A butterfly on PINK is the butterfly strategy applied to PINK (etf). The strategy is structurally neutral / pin (limited-risk, limited-reward): A long call butterfly buys one lower-strike call, sells two ATM calls, and buys one higher-strike call, paying a small net debit for a defined-risk position that maxes out if the underlying pins the middle strike at expiration. With PINK etf trading near $36.59, the strikes shown on this page are snapped to the nearest listed PINK chain strike and the premiums come straight from the end-of-day bid/ask midpoint.
How are PINK butterfly max profit and max loss calculated?
Max profit equals the wing width minus net debit times 100 (reached when the underlying pins the middle strike); max loss equals the net debit times 100. Two breakevens at lower-wing plus debit and upper-wing minus debit. For the PINK butterfly priced from the end-of-day chain at a 30-day expiry (ATM IV 29.90%), the computed maximum profit is $150.85 per contract and the computed maximum loss is -$34.50 per contract. Live intraday quotes will differ as the chain moves through the trading session.
What is the breakeven for a PINK butterfly?

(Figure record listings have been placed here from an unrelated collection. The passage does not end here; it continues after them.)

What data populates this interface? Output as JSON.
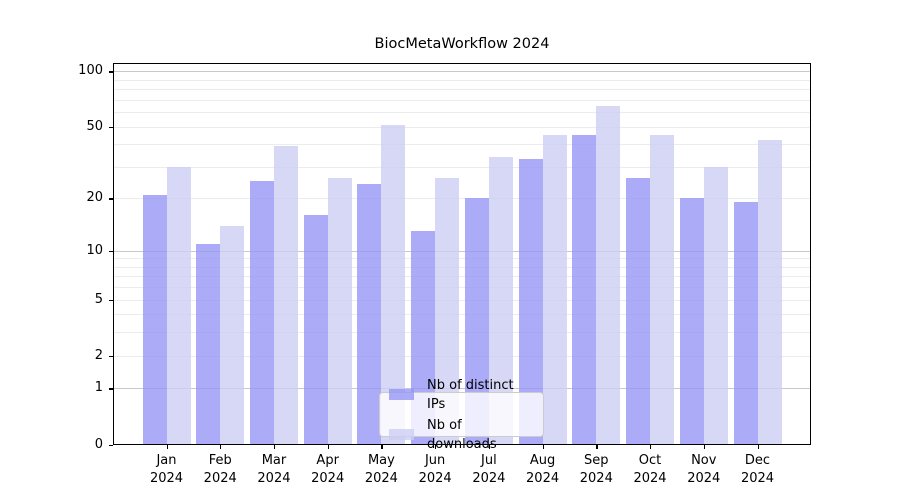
{
  "chart_data": {
    "type": "bar",
    "title": "BiocMetaWorkflow 2024",
    "categories": [
      "Jan",
      "Feb",
      "Mar",
      "Apr",
      "May",
      "Jun",
      "Jul",
      "Aug",
      "Sep",
      "Oct",
      "Nov",
      "Dec"
    ],
    "year_label": "2024",
    "series": [
      {
        "key": "distinct-ips",
        "name": "Nb of distinct IPs",
        "color": "#9696f5",
        "values": [
          21,
          11,
          25,
          16,
          24,
          13,
          20,
          33,
          45,
          26,
          20,
          19
        ]
      },
      {
        "key": "downloads",
        "name": "Nb of downloads",
        "color": "#cdcdf4",
        "values": [
          30,
          14,
          39,
          26,
          51,
          26,
          34,
          45,
          65,
          45,
          30,
          42
        ]
      }
    ],
    "yscale": "log1p",
    "ylim": [
      0,
      110
    ],
    "yticks": [
      100,
      50,
      20,
      10,
      5,
      2,
      1,
      0
    ],
    "grid": {
      "major_values": [
        1,
        10,
        100
      ],
      "minor_values": [
        2,
        3,
        4,
        5,
        6,
        7,
        8,
        9,
        20,
        30,
        40,
        50,
        60,
        70,
        80,
        90
      ],
      "major_color": "#c9c9c9",
      "minor_color": "#ececec"
    },
    "legend_position": "lower center",
    "bar_opacity": 0.8,
    "axis_color": "#000000",
    "legend_border_color": "#cccccc"
  }
}
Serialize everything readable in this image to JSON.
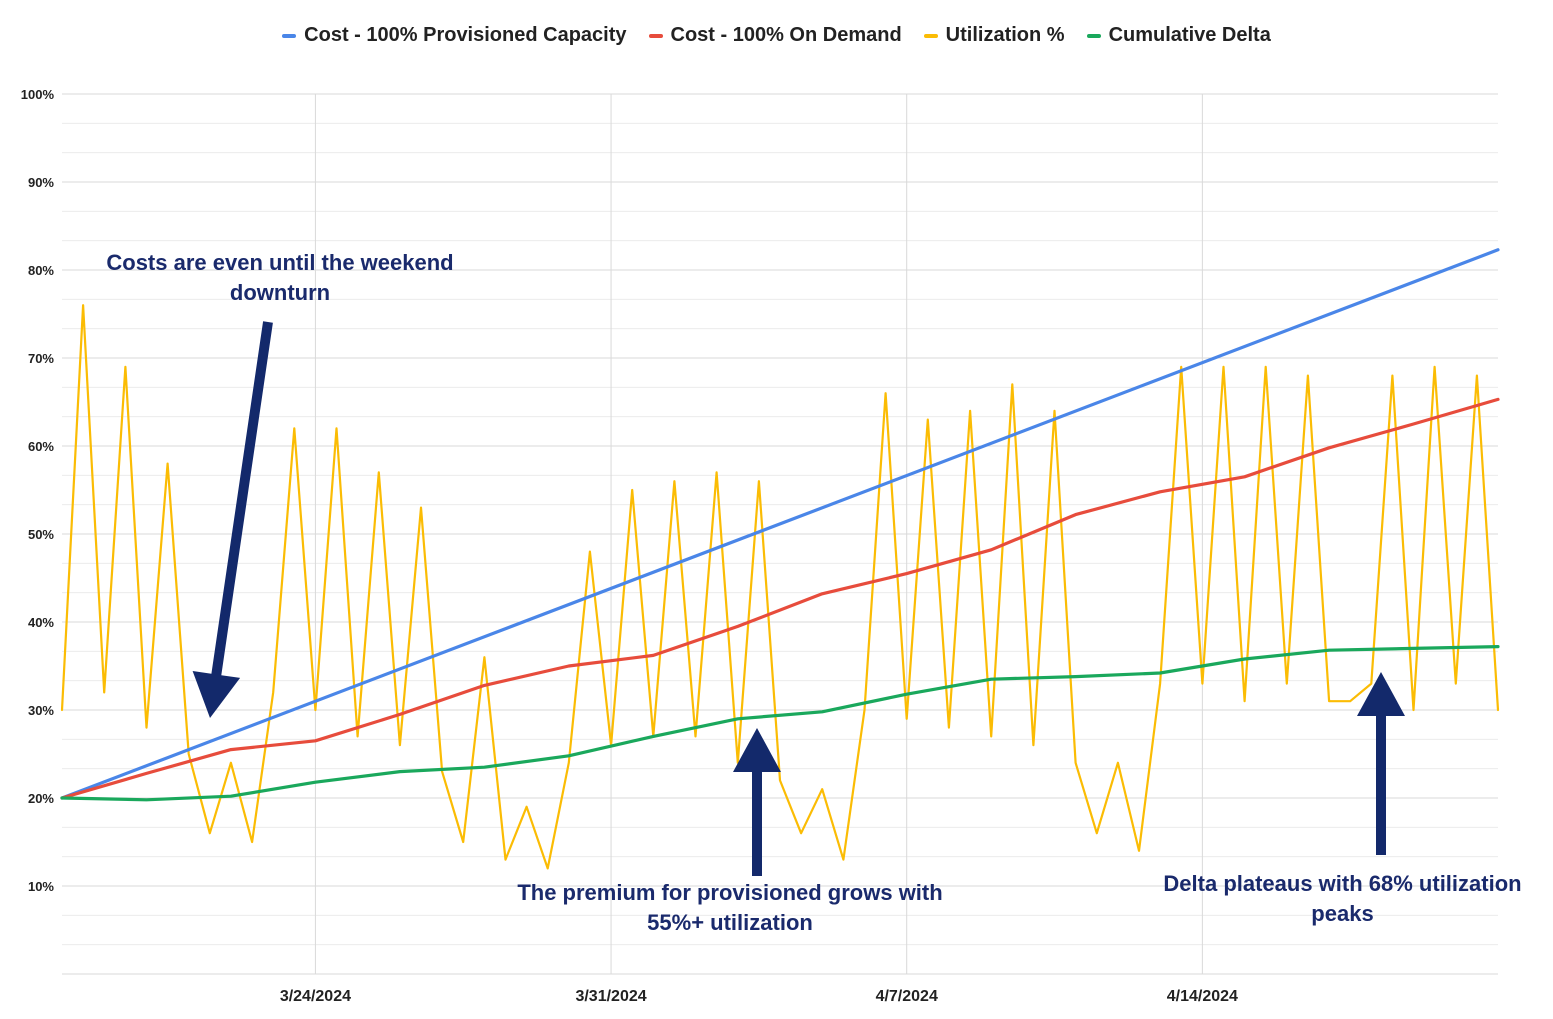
{
  "chart_data": {
    "type": "line",
    "title": "",
    "xlabel": "",
    "ylabel": "",
    "ylim": [
      0.0,
      1.0
    ],
    "yticks": [
      "10%",
      "20%",
      "30%",
      "40%",
      "50%",
      "60%",
      "70%",
      "80%",
      "90%",
      "100%"
    ],
    "xlim": [
      "2024-03-18",
      "2024-04-21"
    ],
    "xticks": [
      {
        "date": "2024-03-24",
        "label": "3/24/2024"
      },
      {
        "date": "2024-03-31",
        "label": "3/31/2024"
      },
      {
        "date": "2024-04-07",
        "label": "4/7/2024"
      },
      {
        "date": "2024-04-14",
        "label": "4/14/2024"
      }
    ],
    "grid": true,
    "legend_position": "top",
    "series": [
      {
        "name": "Cost - 100% Provisioned Capacity",
        "color": "#4a86e8",
        "x": [
          "2024-03-18",
          "2024-04-21"
        ],
        "y": [
          0.2,
          0.823
        ]
      },
      {
        "name": "Cost - 100% On Demand",
        "color": "#e74c3c",
        "x": [
          "2024-03-18",
          "2024-03-20",
          "2024-03-22",
          "2024-03-24",
          "2024-03-26",
          "2024-03-28",
          "2024-03-30",
          "2024-04-01",
          "2024-04-03",
          "2024-04-05",
          "2024-04-07",
          "2024-04-09",
          "2024-04-11",
          "2024-04-13",
          "2024-04-15",
          "2024-04-17",
          "2024-04-19",
          "2024-04-21"
        ],
        "y": [
          0.2,
          0.228,
          0.255,
          0.265,
          0.295,
          0.328,
          0.35,
          0.362,
          0.395,
          0.432,
          0.455,
          0.482,
          0.522,
          0.548,
          0.565,
          0.598,
          0.625,
          0.653
        ]
      },
      {
        "name": "Utilization %",
        "color": "#fbbc04",
        "x": [
          "2024-03-18",
          "2024-03-18T12:00",
          "2024-03-19",
          "2024-03-19T12:00",
          "2024-03-20",
          "2024-03-20T12:00",
          "2024-03-21",
          "2024-03-21T12:00",
          "2024-03-22",
          "2024-03-22T12:00",
          "2024-03-23",
          "2024-03-23T12:00",
          "2024-03-24",
          "2024-03-24T12:00",
          "2024-03-25",
          "2024-03-25T12:00",
          "2024-03-26",
          "2024-03-26T12:00",
          "2024-03-27",
          "2024-03-27T12:00",
          "2024-03-28",
          "2024-03-28T12:00",
          "2024-03-29",
          "2024-03-29T12:00",
          "2024-03-30",
          "2024-03-30T12:00",
          "2024-03-31",
          "2024-03-31T12:00",
          "2024-04-01",
          "2024-04-01T12:00",
          "2024-04-02",
          "2024-04-02T12:00",
          "2024-04-03",
          "2024-04-03T12:00",
          "2024-04-04",
          "2024-04-04T12:00",
          "2024-04-05",
          "2024-04-05T12:00",
          "2024-04-06",
          "2024-04-06T12:00",
          "2024-04-07",
          "2024-04-07T12:00",
          "2024-04-08",
          "2024-04-08T12:00",
          "2024-04-09",
          "2024-04-09T12:00",
          "2024-04-10",
          "2024-04-10T12:00",
          "2024-04-11",
          "2024-04-11T12:00",
          "2024-04-12",
          "2024-04-12T12:00",
          "2024-04-13",
          "2024-04-13T12:00",
          "2024-04-14",
          "2024-04-14T12:00",
          "2024-04-15",
          "2024-04-15T12:00",
          "2024-04-16",
          "2024-04-16T12:00",
          "2024-04-17",
          "2024-04-17T12:00",
          "2024-04-18",
          "2024-04-18T12:00",
          "2024-04-19",
          "2024-04-19T12:00",
          "2024-04-20",
          "2024-04-20T12:00",
          "2024-04-21"
        ],
        "y": [
          0.3,
          0.76,
          0.32,
          0.69,
          0.28,
          0.58,
          0.25,
          0.16,
          0.24,
          0.15,
          0.32,
          0.62,
          0.3,
          0.62,
          0.27,
          0.57,
          0.26,
          0.53,
          0.23,
          0.15,
          0.36,
          0.13,
          0.19,
          0.12,
          0.24,
          0.48,
          0.26,
          0.55,
          0.27,
          0.56,
          0.27,
          0.57,
          0.24,
          0.56,
          0.22,
          0.16,
          0.21,
          0.13,
          0.3,
          0.66,
          0.29,
          0.63,
          0.28,
          0.64,
          0.27,
          0.67,
          0.26,
          0.64,
          0.24,
          0.16,
          0.24,
          0.14,
          0.33,
          0.69,
          0.33,
          0.69,
          0.31,
          0.69,
          0.33,
          0.68,
          0.31,
          0.31,
          0.33,
          0.68,
          0.3,
          0.69,
          0.33,
          0.68,
          0.3
        ]
      },
      {
        "name": "Cumulative Delta",
        "color": "#1aa85c",
        "x": [
          "2024-03-18",
          "2024-03-20",
          "2024-03-22",
          "2024-03-24",
          "2024-03-26",
          "2024-03-28",
          "2024-03-30",
          "2024-04-01",
          "2024-04-03",
          "2024-04-05",
          "2024-04-07",
          "2024-04-09",
          "2024-04-11",
          "2024-04-13",
          "2024-04-15",
          "2024-04-17",
          "2024-04-19",
          "2024-04-21"
        ],
        "y": [
          0.2,
          0.198,
          0.202,
          0.218,
          0.23,
          0.235,
          0.248,
          0.27,
          0.29,
          0.298,
          0.318,
          0.335,
          0.338,
          0.342,
          0.358,
          0.368,
          0.37,
          0.372
        ]
      }
    ],
    "annotations": [
      {
        "id": "annotation-weekend",
        "text": "Costs are even until the weekend downturn"
      },
      {
        "id": "annotation-premium",
        "text": "The premium for provisioned grows with 55%+ utilization"
      },
      {
        "id": "annotation-plateau",
        "text": "Delta plateaus with 68% utilization peaks"
      }
    ]
  }
}
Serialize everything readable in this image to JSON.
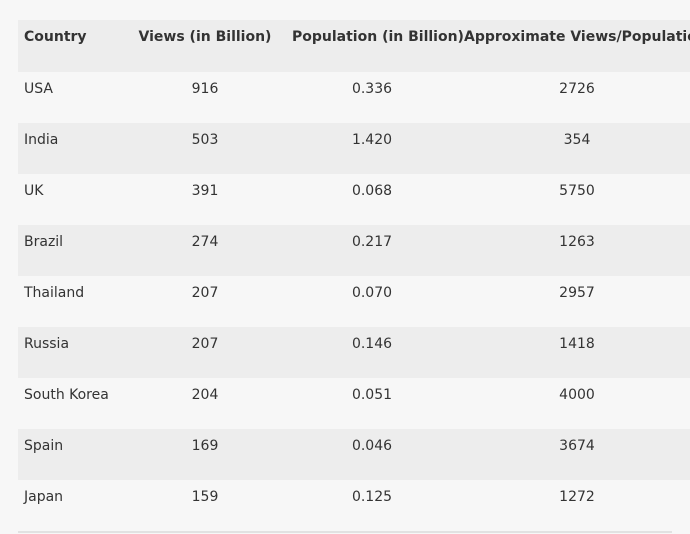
{
  "table": {
    "headers": [
      "Country",
      "Views (in Billion)",
      "Population (in Billion)",
      "Approximate Views/Population"
    ],
    "rows": [
      [
        "USA",
        "916",
        "0.336",
        "2726"
      ],
      [
        "India",
        "503",
        "1.420",
        "354"
      ],
      [
        "UK",
        "391",
        "0.068",
        "5750"
      ],
      [
        "Brazil",
        "274",
        "0.217",
        "1263"
      ],
      [
        "Thailand",
        "207",
        "0.070",
        "2957"
      ],
      [
        "Russia",
        "207",
        "0.146",
        "1418"
      ],
      [
        "South Korea",
        "204",
        "0.051",
        "4000"
      ],
      [
        "Spain",
        "169",
        "0.046",
        "3674"
      ],
      [
        "Japan",
        "159",
        "0.125",
        "1272"
      ]
    ]
  },
  "colors": {
    "header_bg": "#ededed",
    "row_alt_bg": "#ededed",
    "page_bg": "#f7f7f7",
    "text": "#333333"
  }
}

The breakeven for the PINK butterfly priced on this page is roughly $35.35 at expiration, derived from end-of-day chain premiums. Breakeven is the underlying price at which the strategy's P&L crosses zero ignoring transaction costs and assignment risk. The current PINK market-implied 1-standard-deviation expected move is approximately 8.57%; if the move sits well outside the breakeven distance, the structure's risk-reward becomes correspondingly tighter.
When should you consider a butterfly on PINK?
Butterflies on PINK are pinning bets - traders use them when they expect PINK to settle near a specific level at expiration (often the prior close, a round number, or the max-pain strike) and want defined-risk exposure to that outcome.
How does current PINK implied volatility affect this butterfly?
PINK ATM IV is at 29.90% with IV rank near 25.35%, which is on the low end of its 1-year range. Premium-buying structures (long call, long put, debit spreads) are relatively cheap in this regime; premium-selling structures collect less credit per unit risk.